The WHO estimates that around 70 million people in the world suffer from eating disorders (ED). They’re characterized by dysfunctional behavior with regard to eating. They significantly affect the physical and mental health of sufferers.
However, the symptoms extend beyond food. In fact, unhealthy dynamics of emotional management or problem-solving are also often reflected.
The information available about eating disorders has become more reliable in recent years. Nevertheless, misconceptions continue to abound. These misunderstandings generate stigmatization in sufferers and cultivate misinterpretations that make early diagnosis difficult. They also obstruct their care and treatment.
1. “It’s just a teenage girl thing.”
Eating disorders aren’t specific to any gender, age range, or social class. Anyone can be affected by an eating disorder at any time in their lives.
Nevertheless, data has tended to indicate that young women are the most vulnerable part of the population. That said, the National Eating Disorders Association (NEDA) claims that around one in three people suffering from an eating disorder is male.
Women sufferers tend to focus on weight loss based on restricting their food intake. On the other hand, men are more intent on increasing caloric intake to bulk up or increase muscle mass.
2. “Anorexia is the only serious eating disorder”
Anorexia is perhaps the best-known disorder of the group of eating disorders. However, unfortunately, there are many others. Among them are:
- Anorexia nervosa.
- Bulimia nervosa.
- Eating Disorder Not Otherwise Specified (EDNOS).
- Binge eating disorder.
Any of them can represent a serious problem and require specialized treatment.
3. “They’re only serious if their effects are visible to the naked eye”
Most people with eating behavior problems aren’t underweight. Therefore, it can’t be determined whether or not a person is suffering from an eating disorder just by looking at them.
This myth is completely false. Furthermore, it’s dangerous. That’s because it suggests that someone who looks ‘healthy’ based on their physical appearance, wouldn’t be experiencing any serious problems. This can aggravate dysfunctional behaviors. In addition, it can prevent eating disorders from being properly addressed.
4. “It isn’t possible to have more than one eating disorder”

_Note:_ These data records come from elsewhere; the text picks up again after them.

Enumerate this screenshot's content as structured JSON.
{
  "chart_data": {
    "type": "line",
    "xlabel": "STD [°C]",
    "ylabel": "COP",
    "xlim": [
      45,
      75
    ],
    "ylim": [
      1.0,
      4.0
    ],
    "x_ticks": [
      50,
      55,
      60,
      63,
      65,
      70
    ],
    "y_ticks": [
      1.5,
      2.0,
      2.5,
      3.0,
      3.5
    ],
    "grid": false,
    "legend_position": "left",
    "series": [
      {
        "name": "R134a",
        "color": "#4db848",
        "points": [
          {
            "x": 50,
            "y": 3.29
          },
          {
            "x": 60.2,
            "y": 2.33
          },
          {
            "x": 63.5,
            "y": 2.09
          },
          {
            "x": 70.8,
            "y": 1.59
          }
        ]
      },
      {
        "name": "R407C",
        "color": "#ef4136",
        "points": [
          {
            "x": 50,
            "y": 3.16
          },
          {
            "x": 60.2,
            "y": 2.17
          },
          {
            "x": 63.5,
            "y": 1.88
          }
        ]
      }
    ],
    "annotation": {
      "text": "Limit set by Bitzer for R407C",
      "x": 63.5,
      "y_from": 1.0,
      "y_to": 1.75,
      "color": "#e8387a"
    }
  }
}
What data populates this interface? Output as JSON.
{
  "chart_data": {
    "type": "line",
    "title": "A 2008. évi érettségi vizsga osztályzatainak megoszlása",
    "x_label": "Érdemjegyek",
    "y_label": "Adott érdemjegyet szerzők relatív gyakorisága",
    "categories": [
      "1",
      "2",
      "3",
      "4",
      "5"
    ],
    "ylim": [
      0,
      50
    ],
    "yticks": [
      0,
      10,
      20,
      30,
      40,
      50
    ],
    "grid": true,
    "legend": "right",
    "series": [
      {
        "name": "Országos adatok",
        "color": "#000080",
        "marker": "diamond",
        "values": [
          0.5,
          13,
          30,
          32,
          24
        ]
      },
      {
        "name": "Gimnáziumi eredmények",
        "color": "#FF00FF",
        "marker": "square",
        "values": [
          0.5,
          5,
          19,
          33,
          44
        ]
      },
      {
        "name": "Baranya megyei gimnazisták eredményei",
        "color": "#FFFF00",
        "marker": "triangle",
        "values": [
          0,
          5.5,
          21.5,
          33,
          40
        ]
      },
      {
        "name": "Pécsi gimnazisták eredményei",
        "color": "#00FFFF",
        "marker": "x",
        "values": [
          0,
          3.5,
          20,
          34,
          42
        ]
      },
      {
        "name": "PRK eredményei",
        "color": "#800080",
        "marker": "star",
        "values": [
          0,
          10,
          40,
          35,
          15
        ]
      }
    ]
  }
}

Many people with eating disorders go through more than one type of disorder before they recover. For example, they might go through periods of both bulimia and binge eating disorders. It’s also quite common for them to develop anorexia after bulimia or vice versa.
This process is known as diagnostic crossover.
5. “They just want attention”
This isn’t the case. Eating disorders aren’t voluntary. They’re physical and mental problems that the sufferer doesn’t choose to develop. Furthermore, their causes are multiple and their development is complex. In fact, biological, social, cultural, genetic and psychological factors all have an influence. At the same time, sufferers usually exhibit a general dissatisfaction with their own body image and sometimes a distorted image of the same.
Someone who’s going through a serious problem with food is in a vulnerable situation. They don’t do it on a whim or to attract attention. As a matter of fact, eating disorders often occur simultaneously with other emotional conditions or pathologies. Among the most common comorbidities are depression, anxiety disorders, social phobia, and obsessive-compulsive disorder.
6. “It’s impossible to be cured”
Evidence indicates that sustained recovery over time can be achieved. Indeed, despite their complexity, and based on an appropriate and interdisciplinary intervention, eating disorders can be overcome.
The type of treatment will depend on each individual as every sufferer is different. In fact, the way in which the eating disorder manifests is influenced by the sufferer’s personality traits, context, and personal history.
However, intervention by professionals in psychology, nutrition, medicine, and psychiatry is usually essential. In addition, the help of a therapist is often required.
At the same time, a good support network (family and friends) is usually extremely helpful. They can help the sufferer develop the emotional effort needed to carry out interdisciplinary treatments and follow-ups for improving and maintaining their overall health.